A Surge Queue is a path in the NetScaler appliance through which all client connections are sent, irrespective of the condition of the target service, such as service being loaded or service has reached the maximum connections state. When the number of requests to the servers is less, the connections are not observed in the Surge Queue because the connections are sent to the servers quickly and the Surge Queue build up is not observed.
Note: If the services reach the maximum connection state and there is a Surge Queue, some of the connections must be freed before the Surge Queue can reduce. If the connections are maintained for a long duration, you need to rely on the client timeout before the client knows that a reattempt is required to make a connection.

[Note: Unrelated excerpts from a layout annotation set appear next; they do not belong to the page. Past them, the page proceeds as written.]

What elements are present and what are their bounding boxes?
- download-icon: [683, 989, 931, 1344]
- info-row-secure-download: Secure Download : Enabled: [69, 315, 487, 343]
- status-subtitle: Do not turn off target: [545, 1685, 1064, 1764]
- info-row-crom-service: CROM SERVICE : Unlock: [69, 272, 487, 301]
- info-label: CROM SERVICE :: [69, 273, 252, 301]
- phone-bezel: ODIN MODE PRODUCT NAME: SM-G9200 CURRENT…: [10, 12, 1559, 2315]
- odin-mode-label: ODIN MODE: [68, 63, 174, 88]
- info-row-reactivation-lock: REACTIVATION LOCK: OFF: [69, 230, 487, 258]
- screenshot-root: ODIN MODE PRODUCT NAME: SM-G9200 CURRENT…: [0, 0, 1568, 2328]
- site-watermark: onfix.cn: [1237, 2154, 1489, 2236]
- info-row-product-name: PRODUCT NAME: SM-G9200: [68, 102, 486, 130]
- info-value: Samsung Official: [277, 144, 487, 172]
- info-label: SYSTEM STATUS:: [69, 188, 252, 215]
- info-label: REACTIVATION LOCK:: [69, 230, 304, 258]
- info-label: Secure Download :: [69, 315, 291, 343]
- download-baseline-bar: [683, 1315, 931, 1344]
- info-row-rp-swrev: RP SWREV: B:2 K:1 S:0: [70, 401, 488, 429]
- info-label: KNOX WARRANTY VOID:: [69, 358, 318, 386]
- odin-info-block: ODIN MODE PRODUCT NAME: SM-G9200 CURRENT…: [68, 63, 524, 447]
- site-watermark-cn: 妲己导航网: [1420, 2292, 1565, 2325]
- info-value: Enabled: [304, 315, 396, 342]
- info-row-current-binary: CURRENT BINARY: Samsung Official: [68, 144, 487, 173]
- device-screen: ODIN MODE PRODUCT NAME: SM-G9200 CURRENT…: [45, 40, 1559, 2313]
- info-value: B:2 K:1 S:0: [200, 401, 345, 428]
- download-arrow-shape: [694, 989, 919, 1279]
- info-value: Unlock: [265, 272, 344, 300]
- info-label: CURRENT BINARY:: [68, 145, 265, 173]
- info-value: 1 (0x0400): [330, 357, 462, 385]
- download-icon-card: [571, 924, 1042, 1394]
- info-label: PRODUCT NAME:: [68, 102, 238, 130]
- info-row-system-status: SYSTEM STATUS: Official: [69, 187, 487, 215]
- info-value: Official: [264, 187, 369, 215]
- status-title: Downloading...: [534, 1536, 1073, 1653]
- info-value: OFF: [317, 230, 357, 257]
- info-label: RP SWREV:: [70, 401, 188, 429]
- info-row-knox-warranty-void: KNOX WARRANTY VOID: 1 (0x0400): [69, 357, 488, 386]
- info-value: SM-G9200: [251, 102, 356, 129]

The Surge Protection feature of the NetScaler appliance controls the acceleration of the connections in case of a surge in the network traffic. This feature uses the Surge Queue to hold the additional connections. The Surge Protection feature controls the number of users that can simultaneously access resources available on the back end servers. Additionally, this feature queues the additional requests as soon as the servers reach the respective capacity.
Note: You must not use the Surge Protection feature with Use Source IP (USIP) mode enabled. Additionally, the Surge Protection is done for each service but the threshold has a global value.